The colors of the interior design of the hotel make me think of the colors of the city itself—grey, green and splashes of purple. This echoes the leaden gray skies of a country where rain is the normal and the vibrant spots of purple blooms are surrounded by the luscious greens in the nearby parks.
Grafton Street, the busy bustling center of town chock-o-block with shops and pubs, Trinity College and Temple Bar are but a few steps away. Our room was fitted out with comfortable seating, a lovely orchid on a small table and a very comfortable bed. Needed it after walking around the city and a delicious dinner of contemporary version of Shepard’s Pie at a pleasant restaurant with a funny name, The Pig’s Ear.
I especially enjoyed chatting with Tony, head bellman, who shared with me the history of building. He struck me as the quintessential smiling Irish man you might meet at any neighborhood pub and strike up a lively conversation. Charming. Easy to talk with and full of stories.
Tony worked in the building when it was a movie theater, and remembering wearing a jacket with silver buttons and roped epaulette. He straightened his shoulders, and seemed to stand taller as he recalled his impressive get up from years ago. Clearly memories crowded in and he said to visualize the grand salons of the Titanic to think of the theater’s interior.
We talked about the two huge portraits of grand ladies flanking the fireplace of the Fitzwilliam’s well designed and attractive lobby. He asked me what I thought they meant.
My first response is that they are a spoof on the ever-present fussy, formal and often pretentious portraits of gentry typical in grand homes of British Isles. Then I mused about what the faceless ladies might be saying about the role of women in modern society.

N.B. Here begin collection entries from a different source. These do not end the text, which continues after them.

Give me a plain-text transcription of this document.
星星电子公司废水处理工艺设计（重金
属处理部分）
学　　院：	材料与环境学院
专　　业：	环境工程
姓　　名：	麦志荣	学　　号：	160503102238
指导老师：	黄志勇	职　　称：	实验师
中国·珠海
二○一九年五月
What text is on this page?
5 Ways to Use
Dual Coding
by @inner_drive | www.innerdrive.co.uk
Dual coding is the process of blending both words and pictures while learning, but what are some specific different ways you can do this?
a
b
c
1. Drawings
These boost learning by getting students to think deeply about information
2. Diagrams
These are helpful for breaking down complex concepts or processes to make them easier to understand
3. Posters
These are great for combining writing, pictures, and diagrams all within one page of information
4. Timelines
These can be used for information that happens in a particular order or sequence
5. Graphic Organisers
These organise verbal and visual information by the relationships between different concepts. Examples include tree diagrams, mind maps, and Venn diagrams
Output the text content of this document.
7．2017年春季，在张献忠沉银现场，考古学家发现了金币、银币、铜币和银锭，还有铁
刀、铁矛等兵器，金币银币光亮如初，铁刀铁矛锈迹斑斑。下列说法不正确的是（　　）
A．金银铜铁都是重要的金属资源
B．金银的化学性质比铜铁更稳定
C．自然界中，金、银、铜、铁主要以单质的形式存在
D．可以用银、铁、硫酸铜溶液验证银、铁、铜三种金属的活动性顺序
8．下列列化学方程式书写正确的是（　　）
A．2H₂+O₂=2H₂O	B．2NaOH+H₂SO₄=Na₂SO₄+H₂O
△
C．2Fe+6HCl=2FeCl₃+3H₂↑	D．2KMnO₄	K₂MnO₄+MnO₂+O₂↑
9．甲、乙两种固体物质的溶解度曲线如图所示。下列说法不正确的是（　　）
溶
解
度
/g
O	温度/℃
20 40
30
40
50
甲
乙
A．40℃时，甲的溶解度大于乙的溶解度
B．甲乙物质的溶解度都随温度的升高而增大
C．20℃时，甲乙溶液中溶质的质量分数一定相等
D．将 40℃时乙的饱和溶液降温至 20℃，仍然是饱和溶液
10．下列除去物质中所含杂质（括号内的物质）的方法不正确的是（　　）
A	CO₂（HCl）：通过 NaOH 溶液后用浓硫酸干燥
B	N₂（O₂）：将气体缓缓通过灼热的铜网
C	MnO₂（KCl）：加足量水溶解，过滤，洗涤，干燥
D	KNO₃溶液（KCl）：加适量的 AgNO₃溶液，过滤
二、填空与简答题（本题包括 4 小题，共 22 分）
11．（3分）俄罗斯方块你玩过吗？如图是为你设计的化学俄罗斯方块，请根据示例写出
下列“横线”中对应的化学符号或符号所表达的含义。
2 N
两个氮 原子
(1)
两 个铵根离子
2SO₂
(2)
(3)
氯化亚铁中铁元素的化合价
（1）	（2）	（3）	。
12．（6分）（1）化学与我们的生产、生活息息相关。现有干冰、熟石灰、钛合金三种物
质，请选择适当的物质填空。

Tony had his own ideas. He proposes that an old film called the Flying Dutchman with Ava Gardner where an artist’s sweetheart dies before he can finish painting her face is the inspiration for the paintings.
Hmmm. Interesting to ponder. I’ll rent the movie and see what I think.
We then discussed what kind of faces we’d add…. since one woman was quite stocky, the other frail and delicate. But his duties at the hotel took him away and I headed off to explore St. Stephen’s Green and Merrion Square.
But I’ll always wonder about the meaning of those faceless grand dames.